Penulis: Hamdan Syifa
Ada cerita tentang keluarga suami-istri dokter muda yang bertugas di sebuah puskesmas di Yogya. Setiap hari mereka bergelut dengan pasien terkena Covid-19 yang jumlahnya meningkat baru-baru ini, sampai pernah suatu saat ada sampai delapan orang nakes di pukesmas itu tertular virus Covid-19 sehingga puskemasnya di-lockdown.
Keluarga nakes muda ini mempunyai bayi pertama yang baru berusia lima bulan dan masih menyusui. Setiap pulang dari puskemas, mereka selalu dihantui kekhawatiran kalau-kalau membawa virus ke rumah dan menulari bayinya. Tidak jarang bayinya menangis keras sekali, saat melihat ibunya tidak langsung mendekatinya ketika bertemu, karena harus membersihkan dirinya dulu sebelum memberikan ASI.
Meninggalkan bayi yang masih menyusui di rumah, bagi seorang ibu memang diperlukan ketabahan tersendiri. Selepas tugas, biasanya buru-buru ingin cepat sampai rumah. Gara-gara terburu-buru ini dan lelah setelah memberikan vaksin ratusan orang, saat perjalanan ke rumah sampai pernah harus berurusan dengan polisi karena sepeda motornya menerobos lampu kuning.
Kalau di Jepang, pemerintah memberikan pelayanan khusus misalkan dengan memberikan tunjangan baby-sitter untuk nakes yang harus berjuang di garda terdepan menghadapi wabah Corona ini. Tidak hanya pemerintah, tapi juga NPO seperti Florence di Tokyo yang siap memberikan bantuan menyediakan para pengasuh anak bagi para nakes secara cuma-cuma selama pandemi ini.

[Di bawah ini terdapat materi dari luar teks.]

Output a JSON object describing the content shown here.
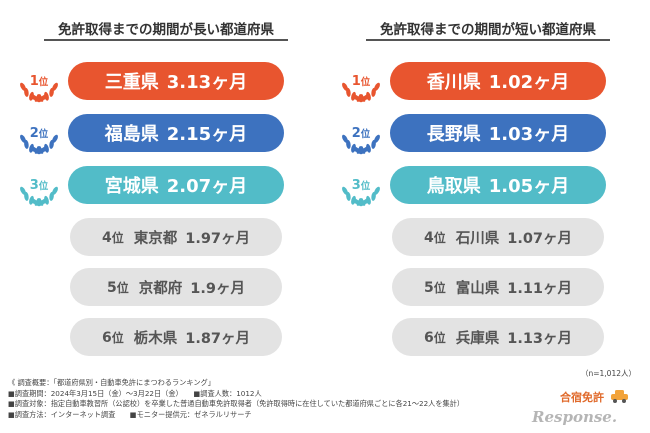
{
  "colors": {
    "rank1": "#e8552f",
    "rank2": "#3d72bf",
    "rank3": "#52bcc8",
    "gray_pill": "#e3e3e3"
  },
  "chart_data": [
    {
      "type": "table",
      "title": "免許取得までの期間が長い都道府県",
      "rank_unit": "位",
      "value_unit": "ヶ月",
      "rows": [
        {
          "rank": 1,
          "prefecture": "三重県",
          "months": 3.13,
          "value_text": "3.13ヶ月"
        },
        {
          "rank": 2,
          "prefecture": "福島県",
          "months": 2.15,
          "value_text": "2.15ヶ月"
        },
        {
          "rank": 3,
          "prefecture": "宮城県",
          "months": 2.07,
          "value_text": "2.07ヶ月"
        },
        {
          "rank": 4,
          "prefecture": "東京都",
          "months": 1.97,
          "value_text": "1.97ヶ月"
        },
        {
          "rank": 5,
          "prefecture": "京都府",
          "months": 1.9,
          "value_text": "1.9ヶ月"
        },
        {
          "rank": 6,
          "prefecture": "栃木県",
          "months": 1.87,
          "value_text": "1.87ヶ月"
        }
      ]
    },
    {
      "type": "table",
      "title": "免許取得までの期間が短い都道府県",
      "rank_unit": "位",
      "value_unit": "ヶ月",
      "rows": [
        {
          "rank": 1,
          "prefecture": "香川県",
          "months": 1.02,
          "value_text": "1.02ヶ月"
        },
        {
          "rank": 2,
          "prefecture": "長野県",
          "months": 1.03,
          "value_text": "1.03ヶ月"
        },
        {
          "rank": 3,
          "prefecture": "鳥取県",
          "months": 1.05,
          "value_text": "1.05ヶ月"
        },
        {
          "rank": 4,
          "prefecture": "石川県",
          "months": 1.07,
          "value_text": "1.07ヶ月"
        },
        {
          "rank": 5,
          "prefecture": "富山県",
          "months": 1.11,
          "value_text": "1.11ヶ月"
        },
        {
          "rank": 6,
          "prefecture": "兵庫県",
          "months": 1.13,
          "value_text": "1.13ヶ月"
        }
      ]
    }
  ],
  "sample_note": "（n=1,012人）",
  "notes": [
    "《 調査概要：「都道府県別・自動車免許にまつわるランキング」",
    "■調査期間：2024年3月15日（金）～3月22日（金）　　■調査人数：1012人",
    "■調査対象：指定自動車教習所（公認校）を卒業した普通自動車免許取得者（免許取得時に在住していた都道府県ごとに各21～22人を集計）",
    "■調査方法：インターネット調査　　■モニター提供元：ゼネラルリサーチ"
  ],
  "logo": {
    "text": "合宿免許"
  },
  "watermark": "Response."
}
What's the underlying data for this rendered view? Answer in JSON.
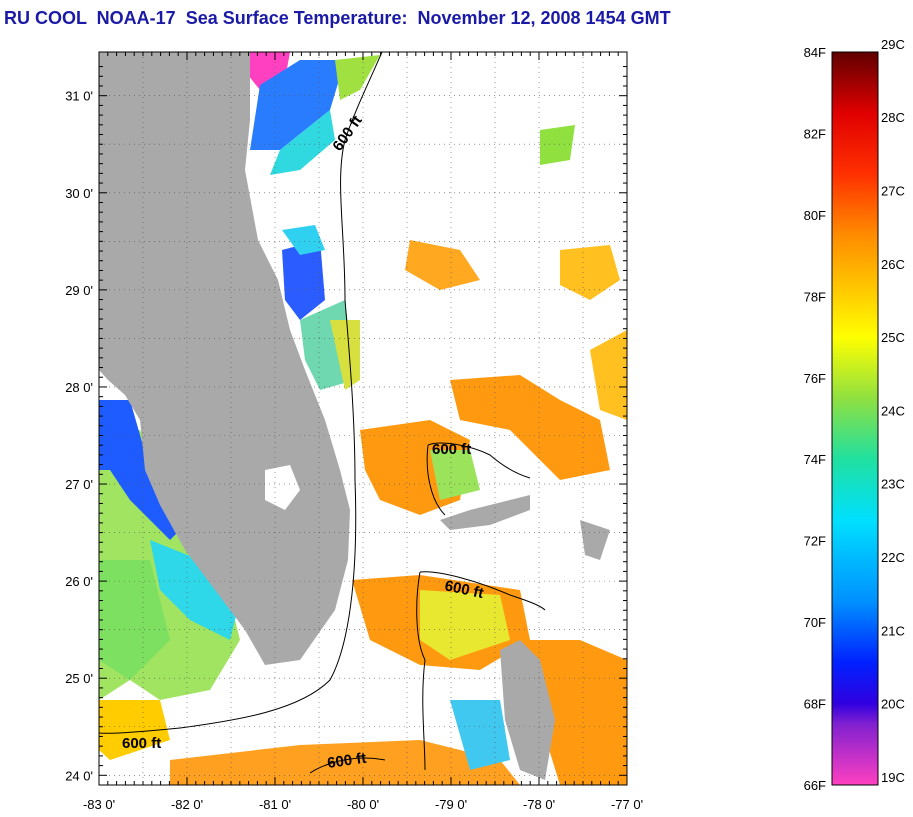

Namun permasalahan belum selesai di sini. Jangankan di negara-negara berkembang, di negara maju seperti Jepang pun, yang notabene fasilitas dan tunjangannya cukup memadai, kelelahan dan jam kerja yang overload pada masa pandemi sekarang tetap bisa membuat frustasi para nakes. Survei yang diadakan bulan Januari dan Februari lalu oleh Serikat Pekerja Rumah Sakit Jepang, menyebutkan sekitar 51.3% nakes yang bekerja menangani virus di rumah sakit berpikir untuk berhenti bekerja. Survei ini juga menyebutkan 55.7% nakes mengalami gangguan fisik dan mental karena stres dan kelelahan berkepanjangan, serta dehidrasi karena harus mengenakan baju APD.
Makanya, permintaan akan 500 orang tenaga kesehatan kepada Asosiasi Perawat Jepang dari penyelenggara Olimpiade Tokyo di bulan Agustus nanti, ditanggapi dengan nada geram oleh Federasi Serikat Pekerja Kesehatan Jepang. Morita, Sekjen Federasi ini mengatakan, ”Kita mesti menghentikan proposal pengiriman para perawat yang tengah berjuang serius melawan virus Corona sekarang ini menjadi relawan Olimpiade. Saya sangat marah karena hal ini dipaksakan untuk penyelenggaraan Olimpiade tanpa melihat resiko kesehatan para pasien dan perawat.” Seorang perawat Mikito Ikeda mengomentari, “Selain marah, saya kaget karena penyelenggara kurang sensitif, dan menunjukan bagaimana jiwa seseorang disepelekan” (Kyodo News, 23/5/2021).
Di Indonesia tidak ada event besar yang membutuhkan banyak tenaga kesehatan seperti Olimpiode, tapi beratnya beban kerja dan resiko yang ditanggung para nakes di masa pandemi ini patut dimaklumi. Lebih-lebih jumlah pasien terpapar Covid-19 di Indonesia yang sebanyak 38 ribu orang per hari, 16 kali lebih banyak dari Jepang. Perhatian pemerintah dan pengertian dari masyarakat akan sangat berpengaruh bagi ketenangan jiwa mereka dalam bekerja. Secara tidak langsung, berpengaruh pula pada kesembuhan pasien yang dirawatnya. Selamat berjuang para nakes!